Началось пару недель назад, многие не заболели… Но мертвых все больше. Живем в морге», — строчил связист. «Кто подохнет следующим?» — вдруг срывался он в истерический визг. Брал себя в руки и продолжал ровно: «Надо что-то делать. Предупредить. Хочу пойти добровольцем. Не до Севастопольской — найти место, где поврежден кабель. Дозвониться, надо дозвониться».
Прошли еще сутки, заполненные невидимой борьбой с командиром каравана, неслышными спорами с другими бойцами и растущим отчаянием. Все то, что связист старался донести до них, он, собравшись, излагал в своем дневнике. «Не понимают, как это выглядит с Севастопольской! Уже неделю как в блокаде. Вышлют новую тройку, которая тоже не сможет вернуться. Потом отправят большую штурмовую бригаду. Объявят мобилизацию. Все, кто придет на Тульскую, в зоне риска. Кто-то заразится, сбежит домой. Все, конец. Надо предотвратить штурм! Не понимают…»
Еще одна попытка достучаться до начальства — бесплодная, как и все предыдущие…«Не отпускают… Сошли с ума. Если не я, то кто? Надо бежать».
«Сделал вид, что успокоился, что согласен ждать, — телеграфировал он через день. — Вышел на дежурство к гермозатворам. Крикнул, что найду обрыв кабеля, побежал. Выстрелили мне в спину. Застряла пуля».
Гомер перелистнул.
«Не для себя. Для Наташи, для Сережки. Сам и не думал спастись. Пусть они живут. Сережка чтобы…», — тут перо прыгало в ослабшей руке; может быть, он добавил это уже позднее, потому что кончилось место или потому что уже было все равно, куда писать. Потом нарушенная хронология восстанавливалась: «Через Нагорную пропустили, спасибо. Сил больше нет. Иду, иду. Обморок. Сколько проспал? Не знаю. В легком кровь? От пули или заболел? Не…», — кривая букв распрямлялась в скользящую линию как энцефалограмма умирающего. Но потом он все-таки приходил в себя и заканчивал: «…не могу найти повреждение».
«Нахимовский. Дошел. Знаю, где телефон. Буду предупредить… что нельзя! Спасти… Жена скучаю», — все более бессвязно вместе с алыми сгустками выплескивал он на бумагу. «Дозвонился. Услышали? Скоро умру. Странно. Усну. Патронов нет. Хочу уснуть раньше, чем эти… Стоят вокруг, ждут. Я еще живой, уйди».
Финал дневника был, кажется, заготовлен заранее, вписан торжественным прямым почерком: призыв не штурмовать Тульскую и имя того, кто отдал свою жизнь, чтобы этого не произошло.
Но Гомер чувствовал: последним, что успел вывести связист перед тем, как его сигнал угас навсегда, было: «Я еще живой, уйди».

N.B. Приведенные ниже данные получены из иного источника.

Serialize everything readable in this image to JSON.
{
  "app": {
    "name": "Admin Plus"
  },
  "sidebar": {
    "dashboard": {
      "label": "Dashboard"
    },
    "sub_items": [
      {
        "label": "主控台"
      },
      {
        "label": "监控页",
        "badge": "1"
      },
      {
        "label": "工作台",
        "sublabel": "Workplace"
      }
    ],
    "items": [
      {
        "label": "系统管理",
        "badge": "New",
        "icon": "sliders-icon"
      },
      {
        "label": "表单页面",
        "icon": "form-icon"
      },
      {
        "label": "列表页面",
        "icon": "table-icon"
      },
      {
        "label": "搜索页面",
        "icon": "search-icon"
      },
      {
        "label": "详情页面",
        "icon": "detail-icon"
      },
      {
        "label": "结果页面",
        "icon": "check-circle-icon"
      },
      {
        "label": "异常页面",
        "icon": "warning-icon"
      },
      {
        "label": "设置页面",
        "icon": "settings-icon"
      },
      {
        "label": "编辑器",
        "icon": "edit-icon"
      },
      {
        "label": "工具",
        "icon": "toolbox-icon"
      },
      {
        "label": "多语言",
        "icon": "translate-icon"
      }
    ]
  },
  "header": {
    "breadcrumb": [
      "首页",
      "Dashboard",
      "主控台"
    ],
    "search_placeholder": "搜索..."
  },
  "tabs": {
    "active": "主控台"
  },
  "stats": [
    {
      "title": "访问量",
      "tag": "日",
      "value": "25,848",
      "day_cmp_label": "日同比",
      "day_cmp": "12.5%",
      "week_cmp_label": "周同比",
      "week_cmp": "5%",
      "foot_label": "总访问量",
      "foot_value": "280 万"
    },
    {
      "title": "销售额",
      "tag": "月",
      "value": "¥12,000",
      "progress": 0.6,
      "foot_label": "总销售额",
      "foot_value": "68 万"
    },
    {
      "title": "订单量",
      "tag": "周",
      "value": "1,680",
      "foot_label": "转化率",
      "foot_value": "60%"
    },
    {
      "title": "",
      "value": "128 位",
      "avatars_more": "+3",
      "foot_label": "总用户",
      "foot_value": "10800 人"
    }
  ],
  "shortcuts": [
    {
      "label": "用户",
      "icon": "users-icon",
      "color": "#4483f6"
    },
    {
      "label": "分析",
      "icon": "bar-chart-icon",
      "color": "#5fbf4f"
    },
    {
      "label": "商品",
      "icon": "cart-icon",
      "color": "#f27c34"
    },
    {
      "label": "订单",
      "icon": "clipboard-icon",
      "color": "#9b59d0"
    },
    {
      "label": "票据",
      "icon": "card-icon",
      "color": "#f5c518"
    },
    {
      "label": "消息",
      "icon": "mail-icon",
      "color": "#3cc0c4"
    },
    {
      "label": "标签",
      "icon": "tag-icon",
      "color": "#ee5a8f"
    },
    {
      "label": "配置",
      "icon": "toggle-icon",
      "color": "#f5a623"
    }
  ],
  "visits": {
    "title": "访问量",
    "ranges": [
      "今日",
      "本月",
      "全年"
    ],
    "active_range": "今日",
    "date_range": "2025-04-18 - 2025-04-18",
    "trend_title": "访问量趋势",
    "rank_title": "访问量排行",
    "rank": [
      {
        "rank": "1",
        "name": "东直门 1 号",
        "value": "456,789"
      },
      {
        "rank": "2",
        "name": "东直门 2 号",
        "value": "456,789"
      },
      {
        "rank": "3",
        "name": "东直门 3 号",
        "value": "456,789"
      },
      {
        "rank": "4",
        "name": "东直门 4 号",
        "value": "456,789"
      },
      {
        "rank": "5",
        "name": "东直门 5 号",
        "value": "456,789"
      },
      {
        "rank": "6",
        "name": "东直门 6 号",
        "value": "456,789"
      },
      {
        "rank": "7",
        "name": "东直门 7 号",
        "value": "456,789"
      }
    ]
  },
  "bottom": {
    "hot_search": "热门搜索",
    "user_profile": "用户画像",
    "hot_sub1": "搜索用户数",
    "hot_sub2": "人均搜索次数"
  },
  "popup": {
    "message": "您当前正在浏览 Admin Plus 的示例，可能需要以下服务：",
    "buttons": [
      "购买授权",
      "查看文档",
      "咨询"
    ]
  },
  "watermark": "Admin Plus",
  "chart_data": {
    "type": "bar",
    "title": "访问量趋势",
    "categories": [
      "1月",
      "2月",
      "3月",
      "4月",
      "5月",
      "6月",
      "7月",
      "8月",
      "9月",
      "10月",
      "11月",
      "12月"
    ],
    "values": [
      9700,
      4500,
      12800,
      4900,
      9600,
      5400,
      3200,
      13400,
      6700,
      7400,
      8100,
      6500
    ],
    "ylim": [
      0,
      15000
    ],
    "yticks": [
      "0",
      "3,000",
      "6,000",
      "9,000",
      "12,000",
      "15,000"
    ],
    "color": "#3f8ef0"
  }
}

Двух жмущихся к огню людей облепила тяжелая тишина. Гомер больше не пытался растормошить девчонку. Молча ворошил палкой золу в костре, где трудно, как еретик, умирал промокший блокнот, и пережидал бурю, бушевавшую у него внутри.
Судьба насмехалась над ним. Как он стремился разгадать тайну Тульской! Как гордился, обнаружив дневник, и кичился тем, что в одиночку приблизился к тому, чтобы распутать все узлы в этой истории… И что же? Теперь, когда ответ на все вопросы был у него в руках, он проклинал себя за свое любопытство.